For all of my Ingrid Michaelson fans out there, I hope you were singing along. Never before have two lyrics been written by the same person that are so contradictory and yet so true. The first lyric, from her song Are We There Yet? talks about the search for home, while the second lyric, from her song Home, confirms an automatic place of home.
I feel torn between both. In the whirlwind of life, I don’t know where my heart is, which subsequently means I have lost my home. Being away from my hometown for six years, I now feel like an outsider. Someone who is only a distant memory, that cousin in crumpled photos that people barely remember. Home feels amazing, but it’s no longer mine. College was a great time, but it’s over now. My heart was 100% committed to college while I was there, but now there seems to be a wall preventing me from ever going back. I don’t want to be that alumnus. And now, starting over again in a new city, I have yet to find home.
These past few weeks, I have been traveling all over the world. First to the Dominican Republic, then to New Orleans, and then back to Buffalo. I was constantly surrounded by people, friends, coworkers. And yet, and maybe because of it, as soon as I arrived back in Buffalo I felt a complete sense of loneliness and grief for what I used to call home. I felt lost, a feeling that is not common to me. At least not in matters of home. Because of it, my immediate reaction was to go home home, to my hometown, to my family. I was hesitant at first. It’s a five hour drive, gas is expensive, and I didn’t know if my short time home would be worth the extensive travel plans or the funds for gas.
I called some close friends before I made my decision, sent some texts.

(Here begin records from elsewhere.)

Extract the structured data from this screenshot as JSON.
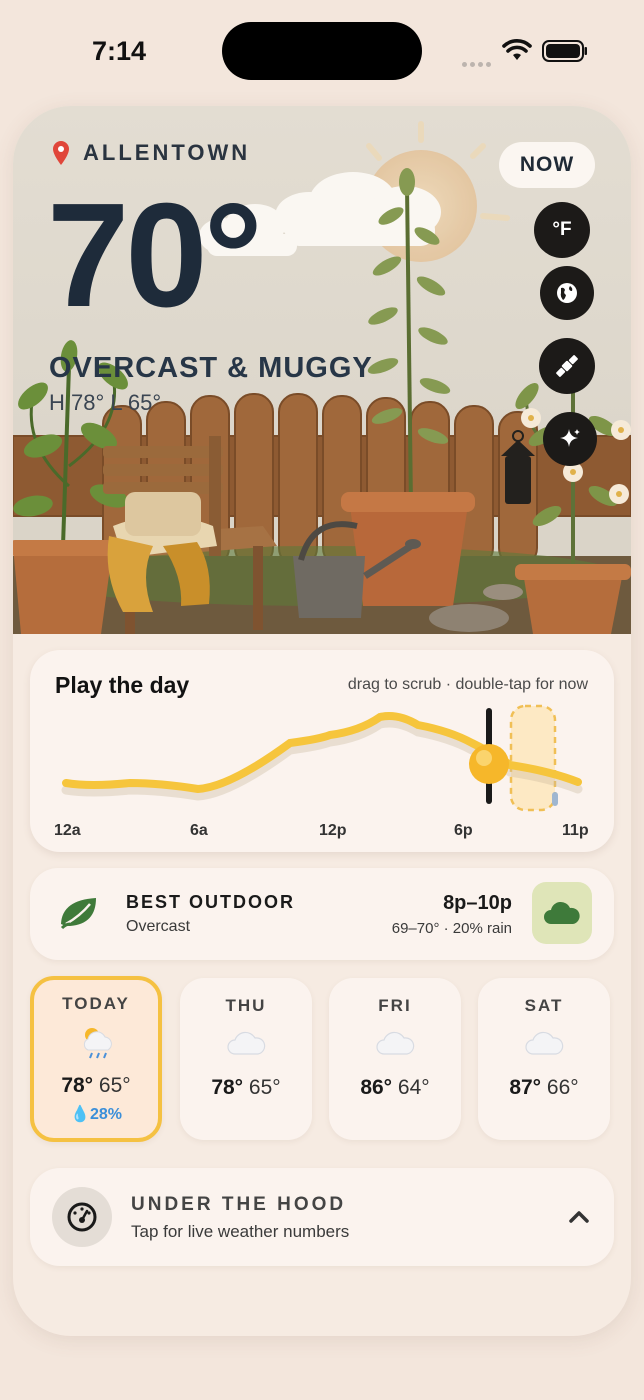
{
  "status_bar": {
    "time": "7:14"
  },
  "hero": {
    "location": "ALLENTOWN",
    "temperature": "70°",
    "condition": "OVERCAST & MUGGY",
    "hi_lo": "H 78°   L 65°",
    "now_label": "NOW",
    "unit_label": "°F",
    "buttons": [
      "globe-icon",
      "satellite-icon",
      "sparkle-icon"
    ]
  },
  "play": {
    "title": "Play the day",
    "hint": "drag to scrub · double-tap for now",
    "ticks": [
      "12a",
      "6a",
      "12p",
      "6p",
      "11p"
    ]
  },
  "best_outdoor": {
    "label": "BEST OUTDOOR",
    "condition": "Overcast",
    "time_range": "8p–10p",
    "detail": "69–70° · 20% rain"
  },
  "forecast": [
    {
      "day": "TODAY",
      "hi": "78°",
      "lo": "65°",
      "rain": "💧28%",
      "icon": "rain-sun-icon"
    },
    {
      "day": "THU",
      "hi": "78°",
      "lo": "65°",
      "icon": "cloud-icon"
    },
    {
      "day": "FRI",
      "hi": "86°",
      "lo": "64°",
      "icon": "cloud-icon"
    },
    {
      "day": "SAT",
      "hi": "87°",
      "lo": "66°",
      "icon": "cloud-icon"
    }
  ],
  "hood": {
    "label": "UNDER THE HOOD",
    "subtitle": "Tap for live weather numbers"
  },
  "colors": {
    "accent": "#f5c142",
    "rain": "#3b8fd9",
    "ink": "#1e2b3a"
  }
}
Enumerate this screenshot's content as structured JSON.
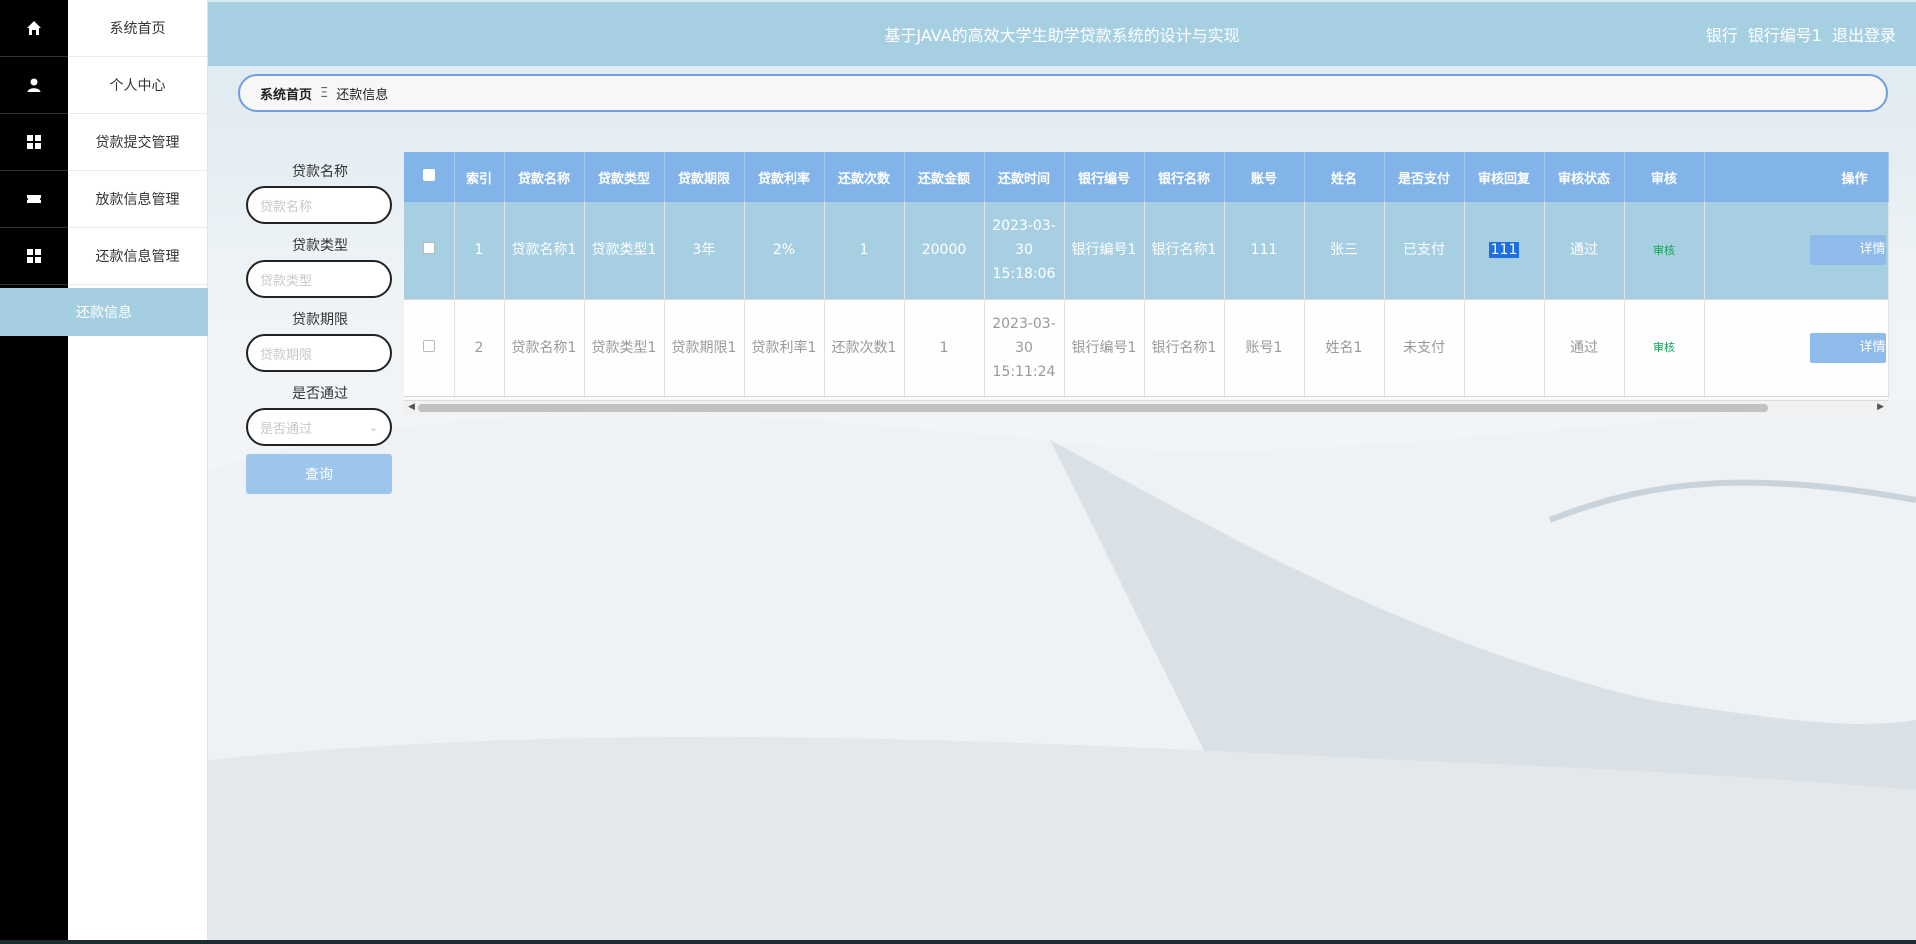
{
  "app": {
    "title": "基于JAVA的高效大学生助学贷款系统的设计与实现",
    "user_role": "银行",
    "user_name": "银行编号1",
    "logout": "退出登录"
  },
  "sidebar": {
    "items": [
      {
        "label": "系统首页",
        "icon": "home-icon"
      },
      {
        "label": "个人中心",
        "icon": "user-icon"
      },
      {
        "label": "贷款提交管理",
        "icon": "grid-icon"
      },
      {
        "label": "放款信息管理",
        "icon": "ticket-icon"
      },
      {
        "label": "还款信息管理",
        "icon": "grid-icon"
      }
    ],
    "submenu_active": "还款信息"
  },
  "breadcrumb": {
    "home": "系统首页",
    "separator": "Ξ",
    "current": "还款信息"
  },
  "search": {
    "fields": [
      {
        "label": "贷款名称",
        "placeholder": "贷款名称"
      },
      {
        "label": "贷款类型",
        "placeholder": "贷款类型"
      },
      {
        "label": "贷款期限",
        "placeholder": "贷款期限"
      }
    ],
    "select": {
      "label": "是否通过",
      "placeholder": "是否通过"
    },
    "button": "查询"
  },
  "table": {
    "headers": [
      "索引",
      "贷款名称",
      "贷款类型",
      "贷款期限",
      "贷款利率",
      "还款次数",
      "还款金额",
      "还款时间",
      "银行编号",
      "银行名称",
      "账号",
      "姓名",
      "是否支付",
      "审核回复",
      "审核状态",
      "审核",
      "操作"
    ],
    "rows": [
      {
        "index": "1",
        "loan_name": "贷款名称1",
        "loan_type": "贷款类型1",
        "loan_term": "3年",
        "interest_rate": "2%",
        "repay_count": "1",
        "repay_amount": "20000",
        "repay_time": "2023-03-30 15:18:06",
        "bank_no": "银行编号1",
        "bank_name": "银行名称1",
        "account": "111",
        "name": "张三",
        "paid": "已支付",
        "audit_reply": "111",
        "audit_status": "通过",
        "audit_action": "审核",
        "detail": "详情"
      },
      {
        "index": "2",
        "loan_name": "贷款名称1",
        "loan_type": "贷款类型1",
        "loan_term": "贷款期限1",
        "interest_rate": "贷款利率1",
        "repay_count": "还款次数1",
        "repay_amount": "1",
        "repay_time": "2023-03-30 15:11:24",
        "bank_no": "银行编号1",
        "bank_name": "银行名称1",
        "account": "账号1",
        "name": "姓名1",
        "paid": "未支付",
        "audit_reply": "",
        "audit_status": "通过",
        "audit_action": "审核",
        "detail": "详情"
      }
    ]
  },
  "colors": {
    "header_bg": "#a6d0e2",
    "table_header_bg": "#82b4ea",
    "selected_row_bg": "#a6cfe1",
    "audit_link": "#16a05a"
  }
}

Friday night 11 pm: “Do you think I should go home?” Some were nice about it and helped me externally process, while others were a little more abrupt in their response, “I don’t know, Michael! It’s your choice!” Okay, true…but not very helpful. I went to bed not really sure how I felt. My stomach was in knots (potentially from accidentally drinking some water in my past travels to the Dominican Republic), but regardless, I wasn’t sure what I wanted to do or where I wanted to go. “Home” was screaming my name, but I didn’t know where that home was. I still wanted to be soaking up the sun in the DR, or eating beignets with my friends in New Orleans, or surrounded by family in a previous life where I felt like I belonged in every capacity of the word. So, I followed Ingrid’s advice and went home, the default home, “where I go when I’ve got no place else to go.”
And even though all of my clothes are now covered in cat hair, it was worth every minute in the car ride here. Home really is where the heart is. And even though my heart may be a little fragmented at the moment, pulled in several different directions, there will always be a piece of it in my hometown. It was worth it for the hugs from my parents, the surprised faces of my sister and grandmother, and the conversations with an inspiring family friend (who chooses to remain anonymous, but she knows who she is).
Home, in comparison to six years ago when I still lived here, may not be perfect. It may not be what I remember. Or maybe, just maybe, I’ve grown up and have learned to see the world (and home) a little differently.
I don’t think this is a struggle that is unique to me. I see home as two very distinct ends of a spectrum. There’s the first eighteen years of life with a nuclear family of some variation…and then there’s the life as a middle-aged person with a partner, kids, maybe a cat (probably not), creating a family and a home of your own. But everything in between, everything in the middle, everything right now in my present life, is a dark muddled mess of gray clouds. It’s a fuzzy television screen. Can someone help me tune in to the right channel? Featured tonight: HOME! Tune in until you meet a partner and create a home and family all your own.
In the meantime, any tips or advice on how to create a feeling of home as a twentysomething?